Slowly, she adapted to life on the prairie. She, George and Ruth took occasional trips into White River to collect mail and do some shopping. She traveled to the creek to haul barrels of water back to the soddie and got to know her neighbors at picnics.

The White River’s milky water is due to sediments it carries from the Badlands.

Anna Waltz’s capabilities and endurance were surely tested and she succeeded, as did several other early settlers in Mellette County. Their descendants are still there, ranching or working in the town of White River, which has grown to nearly 600 people. It’s the county seat and largest town for many miles. Smaller hamlets like Red Wing, Gate Way, Texsam and Cody popped up during the homesteading era and vanished almost as quickly, but White River is a survivor. The county historical society has bought and restored three adjoining downtown buildings and created a museum, library and meeting space.
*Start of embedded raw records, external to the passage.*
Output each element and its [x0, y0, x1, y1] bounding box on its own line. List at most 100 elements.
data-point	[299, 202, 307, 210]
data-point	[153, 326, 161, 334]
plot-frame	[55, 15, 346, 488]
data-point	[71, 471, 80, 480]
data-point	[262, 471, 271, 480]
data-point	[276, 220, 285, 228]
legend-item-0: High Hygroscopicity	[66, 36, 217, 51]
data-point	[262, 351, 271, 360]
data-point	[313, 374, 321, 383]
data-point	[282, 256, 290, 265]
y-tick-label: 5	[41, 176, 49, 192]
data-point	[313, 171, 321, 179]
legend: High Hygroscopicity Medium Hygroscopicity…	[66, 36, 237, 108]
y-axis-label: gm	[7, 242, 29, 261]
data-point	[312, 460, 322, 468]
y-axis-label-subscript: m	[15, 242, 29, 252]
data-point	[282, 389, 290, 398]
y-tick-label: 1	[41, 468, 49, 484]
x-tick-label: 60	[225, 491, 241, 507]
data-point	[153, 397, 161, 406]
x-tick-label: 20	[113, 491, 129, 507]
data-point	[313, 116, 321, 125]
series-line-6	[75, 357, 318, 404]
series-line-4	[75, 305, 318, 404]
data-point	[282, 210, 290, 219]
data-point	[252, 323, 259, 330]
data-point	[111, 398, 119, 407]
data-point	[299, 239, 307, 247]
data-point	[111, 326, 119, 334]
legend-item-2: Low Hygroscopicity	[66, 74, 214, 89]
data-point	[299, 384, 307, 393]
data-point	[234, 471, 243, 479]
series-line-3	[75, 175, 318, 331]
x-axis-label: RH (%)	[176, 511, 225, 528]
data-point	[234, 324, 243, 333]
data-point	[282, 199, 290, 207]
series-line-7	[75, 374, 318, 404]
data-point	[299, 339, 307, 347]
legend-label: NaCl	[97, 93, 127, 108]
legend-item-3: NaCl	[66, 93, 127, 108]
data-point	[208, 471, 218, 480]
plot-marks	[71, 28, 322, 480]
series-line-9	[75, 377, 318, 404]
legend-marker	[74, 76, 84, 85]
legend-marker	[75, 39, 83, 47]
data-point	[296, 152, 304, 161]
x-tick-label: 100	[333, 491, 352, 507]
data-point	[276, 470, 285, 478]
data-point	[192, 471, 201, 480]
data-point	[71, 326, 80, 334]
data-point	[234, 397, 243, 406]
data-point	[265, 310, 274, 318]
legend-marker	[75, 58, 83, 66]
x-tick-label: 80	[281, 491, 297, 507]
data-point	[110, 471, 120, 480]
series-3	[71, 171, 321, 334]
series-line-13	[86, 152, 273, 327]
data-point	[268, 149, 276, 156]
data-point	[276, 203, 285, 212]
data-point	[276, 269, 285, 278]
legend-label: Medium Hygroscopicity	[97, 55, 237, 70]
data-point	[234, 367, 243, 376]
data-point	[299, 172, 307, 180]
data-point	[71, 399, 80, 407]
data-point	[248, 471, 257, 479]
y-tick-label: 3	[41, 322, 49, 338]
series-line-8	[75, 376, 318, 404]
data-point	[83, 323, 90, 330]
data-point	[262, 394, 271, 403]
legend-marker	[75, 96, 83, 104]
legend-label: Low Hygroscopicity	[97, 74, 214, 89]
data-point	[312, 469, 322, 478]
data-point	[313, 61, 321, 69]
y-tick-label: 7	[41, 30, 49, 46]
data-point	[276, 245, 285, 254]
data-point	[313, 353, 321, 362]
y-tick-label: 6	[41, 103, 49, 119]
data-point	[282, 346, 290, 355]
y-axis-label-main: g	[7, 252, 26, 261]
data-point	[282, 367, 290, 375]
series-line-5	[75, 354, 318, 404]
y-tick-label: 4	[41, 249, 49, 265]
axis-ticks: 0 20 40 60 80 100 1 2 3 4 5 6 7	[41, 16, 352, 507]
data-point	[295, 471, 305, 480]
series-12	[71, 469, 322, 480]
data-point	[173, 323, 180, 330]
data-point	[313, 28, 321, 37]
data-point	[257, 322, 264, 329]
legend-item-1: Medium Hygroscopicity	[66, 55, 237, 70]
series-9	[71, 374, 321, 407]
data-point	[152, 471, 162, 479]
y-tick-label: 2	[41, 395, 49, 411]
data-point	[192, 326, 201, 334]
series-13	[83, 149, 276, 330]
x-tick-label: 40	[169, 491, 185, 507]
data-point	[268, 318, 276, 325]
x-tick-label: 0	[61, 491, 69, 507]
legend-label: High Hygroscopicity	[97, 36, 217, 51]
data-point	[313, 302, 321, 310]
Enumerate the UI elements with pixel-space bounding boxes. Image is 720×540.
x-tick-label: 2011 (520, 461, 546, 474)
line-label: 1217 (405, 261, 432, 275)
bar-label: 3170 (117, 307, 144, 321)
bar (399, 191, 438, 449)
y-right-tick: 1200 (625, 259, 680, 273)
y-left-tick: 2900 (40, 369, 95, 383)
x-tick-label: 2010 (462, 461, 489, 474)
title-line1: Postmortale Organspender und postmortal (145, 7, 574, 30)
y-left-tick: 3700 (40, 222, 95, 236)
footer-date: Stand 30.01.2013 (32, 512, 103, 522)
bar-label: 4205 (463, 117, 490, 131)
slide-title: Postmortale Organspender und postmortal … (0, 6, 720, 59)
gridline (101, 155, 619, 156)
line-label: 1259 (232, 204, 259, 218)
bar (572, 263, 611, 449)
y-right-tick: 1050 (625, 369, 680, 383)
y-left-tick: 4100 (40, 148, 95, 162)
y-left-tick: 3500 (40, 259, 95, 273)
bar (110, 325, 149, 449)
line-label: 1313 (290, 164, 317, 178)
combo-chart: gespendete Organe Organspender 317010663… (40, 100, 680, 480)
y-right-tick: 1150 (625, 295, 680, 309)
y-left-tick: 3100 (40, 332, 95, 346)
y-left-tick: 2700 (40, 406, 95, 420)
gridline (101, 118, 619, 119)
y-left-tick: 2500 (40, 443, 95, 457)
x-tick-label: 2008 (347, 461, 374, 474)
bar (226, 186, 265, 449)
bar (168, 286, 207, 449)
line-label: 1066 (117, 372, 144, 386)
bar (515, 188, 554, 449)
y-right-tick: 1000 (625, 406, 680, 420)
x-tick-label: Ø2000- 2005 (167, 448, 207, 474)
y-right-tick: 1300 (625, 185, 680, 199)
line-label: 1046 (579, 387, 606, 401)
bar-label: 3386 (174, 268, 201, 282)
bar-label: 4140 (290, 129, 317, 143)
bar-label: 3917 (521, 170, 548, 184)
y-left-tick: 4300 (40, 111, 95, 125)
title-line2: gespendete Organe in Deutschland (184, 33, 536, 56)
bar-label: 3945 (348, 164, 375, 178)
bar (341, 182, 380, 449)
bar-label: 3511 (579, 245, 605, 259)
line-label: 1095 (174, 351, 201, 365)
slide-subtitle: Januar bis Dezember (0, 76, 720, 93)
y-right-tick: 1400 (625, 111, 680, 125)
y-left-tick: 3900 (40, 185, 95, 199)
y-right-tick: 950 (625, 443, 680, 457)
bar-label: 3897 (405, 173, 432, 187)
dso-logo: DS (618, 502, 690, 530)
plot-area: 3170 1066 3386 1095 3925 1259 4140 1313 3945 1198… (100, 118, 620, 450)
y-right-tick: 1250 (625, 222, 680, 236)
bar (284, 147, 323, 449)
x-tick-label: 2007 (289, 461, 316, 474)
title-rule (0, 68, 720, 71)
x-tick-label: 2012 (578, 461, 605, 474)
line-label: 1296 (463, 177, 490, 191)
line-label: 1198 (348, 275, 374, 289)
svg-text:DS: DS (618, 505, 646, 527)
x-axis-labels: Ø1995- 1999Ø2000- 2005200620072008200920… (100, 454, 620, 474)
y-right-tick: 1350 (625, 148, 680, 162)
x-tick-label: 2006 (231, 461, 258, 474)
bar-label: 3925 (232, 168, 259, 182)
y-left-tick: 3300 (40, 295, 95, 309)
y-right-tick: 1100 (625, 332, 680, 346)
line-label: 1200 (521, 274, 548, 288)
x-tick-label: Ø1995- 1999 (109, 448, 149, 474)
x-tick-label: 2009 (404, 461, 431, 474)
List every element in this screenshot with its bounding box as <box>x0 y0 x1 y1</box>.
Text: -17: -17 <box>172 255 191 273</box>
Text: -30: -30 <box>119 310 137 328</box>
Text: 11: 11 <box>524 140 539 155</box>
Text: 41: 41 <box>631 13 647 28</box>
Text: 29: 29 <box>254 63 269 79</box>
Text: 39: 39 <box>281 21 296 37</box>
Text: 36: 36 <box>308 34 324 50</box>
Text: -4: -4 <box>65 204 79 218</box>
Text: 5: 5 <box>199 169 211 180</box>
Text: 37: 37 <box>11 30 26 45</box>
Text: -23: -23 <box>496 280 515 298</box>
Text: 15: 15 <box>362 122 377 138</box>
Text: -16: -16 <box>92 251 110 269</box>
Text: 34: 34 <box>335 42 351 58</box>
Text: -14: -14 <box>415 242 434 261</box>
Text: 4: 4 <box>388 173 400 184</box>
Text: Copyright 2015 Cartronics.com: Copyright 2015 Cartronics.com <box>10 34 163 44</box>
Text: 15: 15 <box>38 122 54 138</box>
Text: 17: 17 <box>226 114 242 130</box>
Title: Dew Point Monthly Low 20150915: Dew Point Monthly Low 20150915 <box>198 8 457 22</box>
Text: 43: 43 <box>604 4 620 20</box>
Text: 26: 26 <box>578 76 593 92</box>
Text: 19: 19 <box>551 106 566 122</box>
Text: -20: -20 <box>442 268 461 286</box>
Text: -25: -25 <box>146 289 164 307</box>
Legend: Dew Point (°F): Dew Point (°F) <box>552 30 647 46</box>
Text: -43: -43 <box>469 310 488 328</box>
The museum has memorabilia from Tom Berry, a charismatic local cowboy who was compared to Will Rogers. Berry was governor during the Depression. He had many quips, including this:”the most dangerous weapon is a cocked tongue.”

You could spend a day exploring the geography and geology of Mellette County beginning with the White River, which flows easterly from the Badlands to the Missouri River. The river valley is resplendent with cottonwood yellows in autumn, but the water is also known for its coloration, due to high sedimentation from the nearby Badlands. The river valley is cut from gray and black Pierre shale, but the water is milky white. A good viewing area is at the river’s juncture with Highway 83 (between Murdo and the town of White River).
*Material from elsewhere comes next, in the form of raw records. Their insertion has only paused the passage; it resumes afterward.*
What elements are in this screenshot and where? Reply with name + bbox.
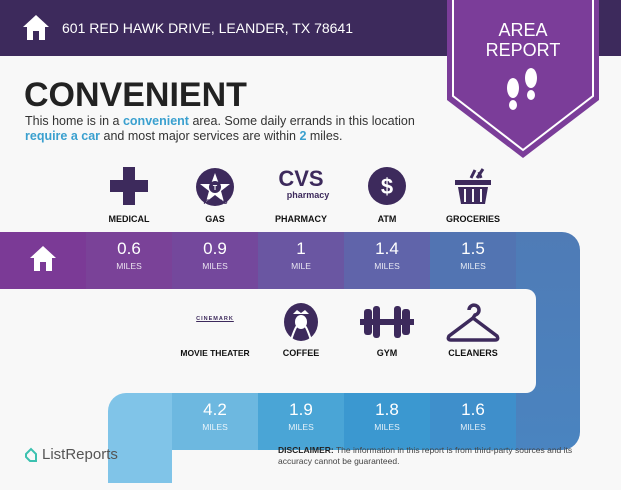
label-movie-theater: MOVIE THEATER <box>180 348 250 358</box>
home-icon <box>23 15 49 40</box>
label-cleaners: CLEANERS <box>448 348 498 358</box>
grocery-basket-icon <box>430 168 516 206</box>
home-icon <box>30 246 56 271</box>
badge-line2: REPORT <box>485 40 561 60</box>
hanger-icon <box>430 302 516 342</box>
distance-cleaners: 1.6 MILES <box>430 393 516 450</box>
label-groceries: GROCERIES <box>445 214 500 224</box>
label-atm: ATM <box>377 214 397 224</box>
distance-pharmacy: 1 MILE <box>258 232 344 289</box>
cvs-icon: CVS pharmacy <box>278 166 330 201</box>
svg-text:T: T <box>213 185 218 192</box>
dumbbell-icon <box>344 306 430 338</box>
distance-gas: 0.9 MILES <box>172 232 258 289</box>
dollar-icon: $ <box>344 166 430 206</box>
medical-cross-icon <box>86 167 172 205</box>
distance-gym: 1.8 MILES <box>344 393 430 450</box>
label-pharmacy: PHARMACY <box>274 214 327 224</box>
distance-medical: 0.6 MILES <box>86 232 172 289</box>
path-vertical-left <box>108 393 172 483</box>
cinemark-icon: CINEMARK <box>196 316 234 322</box>
address: 601 RED HAWK DRIVE, LEANDER, TX 78641 <box>62 20 353 36</box>
description: This home is in a convenient area. Some … <box>25 114 415 143</box>
distance-coffee: 1.9 MILES <box>258 393 344 450</box>
distance-movie-theater: 4.2 MILES <box>172 393 258 450</box>
starbucks-icon <box>258 302 344 342</box>
texaco-icon: T <box>172 167 258 207</box>
badge-line1: AREA <box>498 20 548 40</box>
svg-text:$: $ <box>381 174 393 199</box>
label-gym: GYM <box>376 348 398 358</box>
label-gas: GAS <box>205 214 225 224</box>
area-report-badge <box>447 0 599 158</box>
distance-atm: 1.4 MILES <box>344 232 430 289</box>
distance-groceries: 1.5 MILES <box>430 232 516 289</box>
listreports-logo: ListReports <box>24 446 118 463</box>
texaco-brand: TEXACO <box>202 200 228 206</box>
page-title: CONVENIENT <box>24 76 247 114</box>
listreports-logo-icon <box>25 447 37 462</box>
label-coffee: COFFEE <box>282 348 320 358</box>
label-medical: MEDICAL <box>108 214 150 224</box>
home-cell <box>0 232 86 289</box>
footprints-icon <box>507 68 537 110</box>
disclaimer: DISCLAIMER: The information in this repo… <box>278 445 573 466</box>
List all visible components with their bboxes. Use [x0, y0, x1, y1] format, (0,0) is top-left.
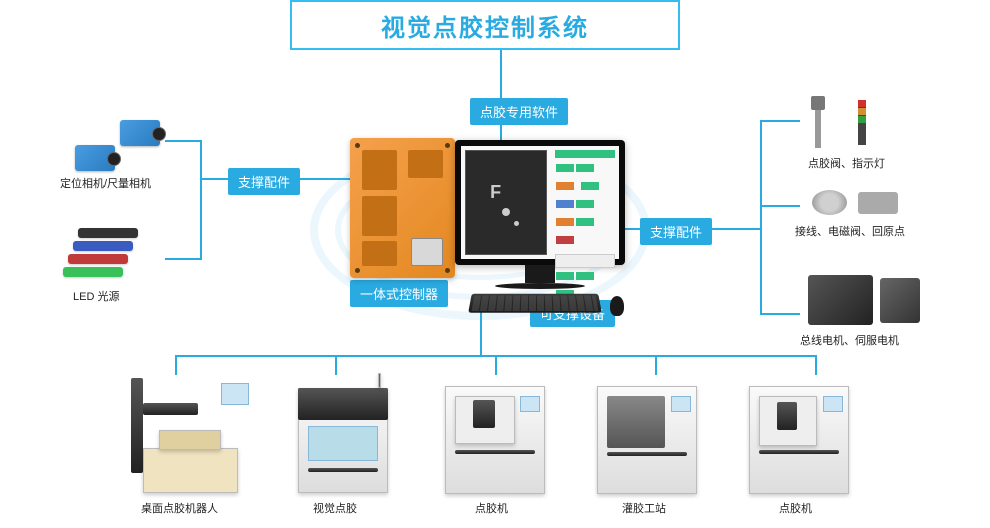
led-1	[78, 228, 138, 238]
machine-4-label: 灌胶工站	[622, 500, 666, 516]
line-software-down	[500, 122, 502, 142]
led-3	[68, 254, 128, 264]
machine-1-label: 桌面点胶机器人	[141, 500, 218, 516]
label-software: 点胶专用软件	[470, 98, 568, 125]
machine-5-label: 点胶机	[779, 500, 812, 516]
line-right-bot	[760, 313, 800, 315]
line-left-cam	[165, 140, 200, 142]
led-2	[73, 241, 133, 251]
camera-1	[120, 120, 160, 146]
line-title-down	[500, 50, 502, 98]
keyboard	[468, 294, 602, 313]
syringe-icon	[815, 108, 821, 148]
led-caption: LED 光源	[73, 288, 119, 304]
monitor-view	[465, 150, 547, 255]
line-left-to-ctrl	[290, 178, 350, 180]
right-bottom-caption: 总线电机、伺服电机	[800, 332, 899, 348]
line-bottom-d5	[815, 355, 817, 375]
line-bottom-d4	[655, 355, 657, 375]
line-left-v	[200, 140, 202, 260]
mouse	[610, 296, 624, 316]
machine-4: 灌胶工站	[577, 378, 717, 518]
valve-2-icon	[858, 192, 898, 214]
line-bottom-d2	[335, 355, 337, 375]
line-left-h1	[200, 178, 230, 180]
camera-2	[75, 145, 115, 171]
label-support-left: 支撑配件	[228, 168, 300, 195]
controller-box	[350, 138, 455, 278]
bottom-equipment-row: 桌面点胶机器人 视觉点胶 点胶机 灌胶工站 点胶机	[115, 378, 875, 518]
right-mid-caption: 接线、电磁阀、回原点	[795, 223, 905, 239]
monitor-side-panel	[551, 146, 619, 259]
title-box: 视觉点胶控制系统	[290, 0, 680, 50]
led-4	[63, 267, 123, 277]
machine-1: 桌面点胶机器人	[121, 378, 261, 518]
line-bottom-d3	[495, 355, 497, 375]
machine-3: 点胶机	[425, 378, 565, 518]
machine-5: 点胶机	[729, 378, 869, 518]
right-top-caption: 点胶阀、指示灯	[808, 155, 885, 171]
label-support-right: 支撑配件	[640, 218, 712, 245]
machine-2: 视觉点胶	[273, 378, 413, 518]
line-left-led	[165, 258, 200, 260]
title-text: 视觉点胶控制系统	[381, 8, 589, 43]
line-right-mid	[760, 205, 800, 207]
monitor-screen	[461, 146, 619, 259]
machine-2-label: 视觉点胶	[313, 500, 357, 516]
line-right-v	[760, 120, 762, 315]
valve-1-icon	[812, 190, 847, 215]
motor-icon	[880, 278, 920, 323]
camera-caption: 定位相机/尺量相机	[60, 175, 151, 191]
monitor	[455, 140, 625, 265]
tower-light-icon	[858, 100, 866, 145]
line-right-top	[760, 120, 800, 122]
servo-icon	[808, 275, 873, 325]
label-controller: 一体式控制器	[350, 280, 448, 307]
line-right-h1	[700, 228, 760, 230]
line-bottom-d1	[175, 355, 177, 375]
machine-3-label: 点胶机	[475, 500, 508, 516]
Straight east of White River (the town) are the Little Badlands, a miniature version of the grand national park found to the west. You can see several buttes — including Coyote Butte, the source of Anna Waltz’s fear in 1912 — and another feature called The Devil’s Backbone, a spiny range of mini-mountains between Norris and Cedar Butte. Over a century ago, this was the Great American Desert, land on which no one was expected to survive. But as Anna Waltz and other pioneers showed, there was — and continues to be — a”strange fascination” with Mellette County.